An only child Eustace was raised in an old people’s home run by his unhappily married parents in the depressed seaside town of Weston-super-Mare. Both appear detached from their son, his father’s constant attempts at humour disguising the deeper misery which is etched on his mother’s face.
Eustace is bullied at his prep school, but his life is transformed when he begins to learn the cello with Carla Gold, an accomplished performer and teacher, and discovers that he has a rare talent. He joins “the blessed circle of the musical… for whom nothing was as important as music” and shares its joy with other young performers.

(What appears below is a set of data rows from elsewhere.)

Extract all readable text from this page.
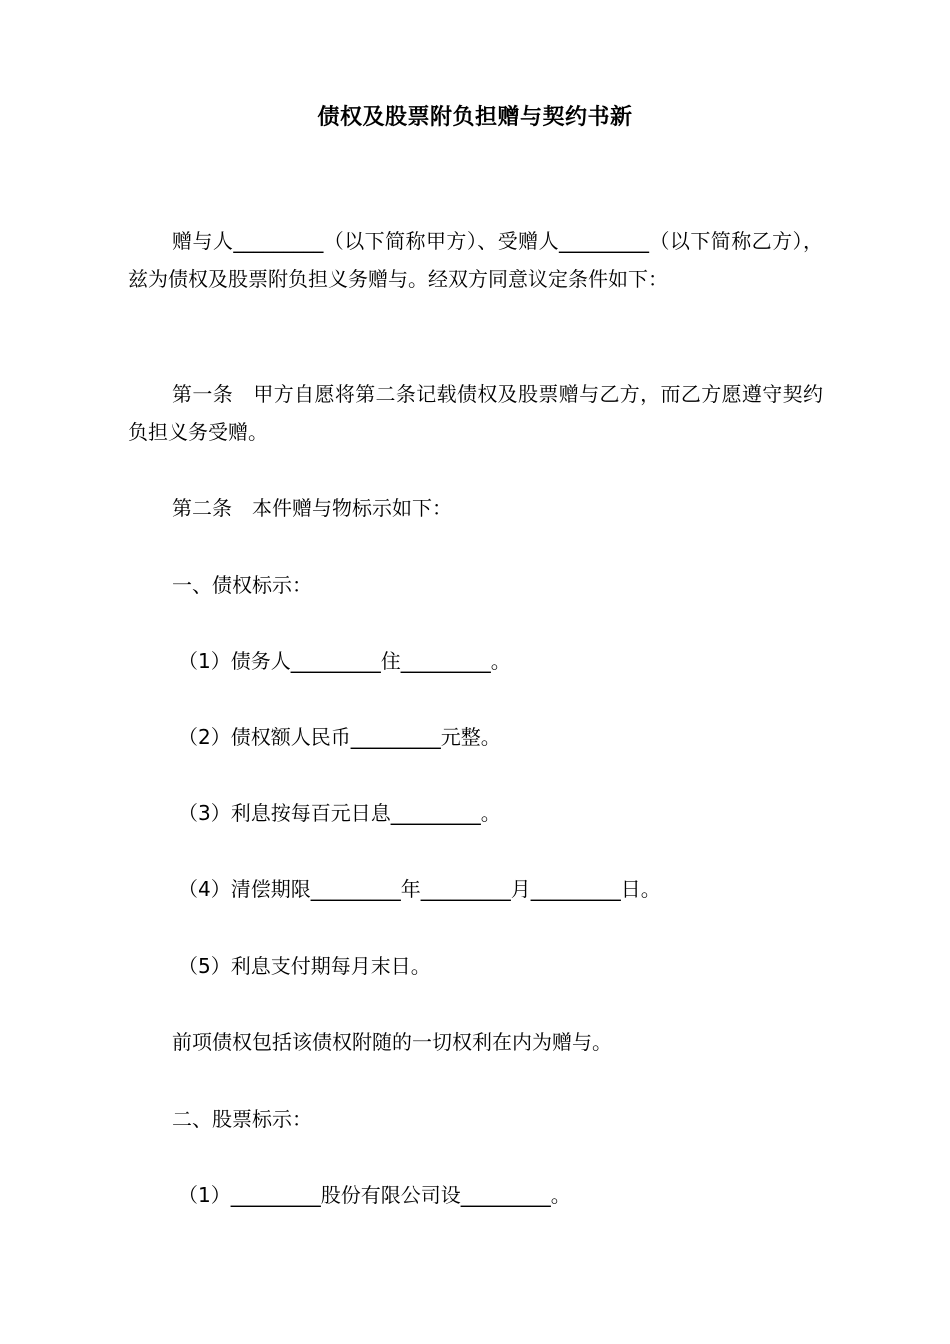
债权及股票附负担赠与契约书新
赠与人_________（以下简称甲方）、受赠人_________（以下简称乙方），兹为债权及股票附负担义务赠与。经双方同意议定条件如下：
第一条　甲方自愿将第二条记载债权及股票赠与乙方，而乙方愿遵守契约负担义务受赠。
第二条　本件赠与物标示如下：
一、债权标示：
（1）债务人_________住_________。
（2）债权额人民币_________元整。
（3）利息按每百元日息_________。
（4）清偿期限_________年_________月_________日。
（5）利息支付期每月末日。
前项债权包括该债权附随的一切权利在内为赠与。
二、股票标示：
（1）_________股份有限公司设_________。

Each Friday his mother takes him to stay with Carla and the gay male couple with whom she lives, an experience which opens up new horizons for both Eustace and his mother.
With his parents struggling financially the cello offers him the chance of a music scholarship to an independent school where his interest will be celebrated. But as he begins to acknowledge the fact that he is gay a series of family disasters have profound consequences.
Having built up the tension stealthily Gale rushes to a slightly abrupt conclusion but that is a small caveat. This is an emotionally charged and humane tale beautifully conveying a child’s partial view of the world.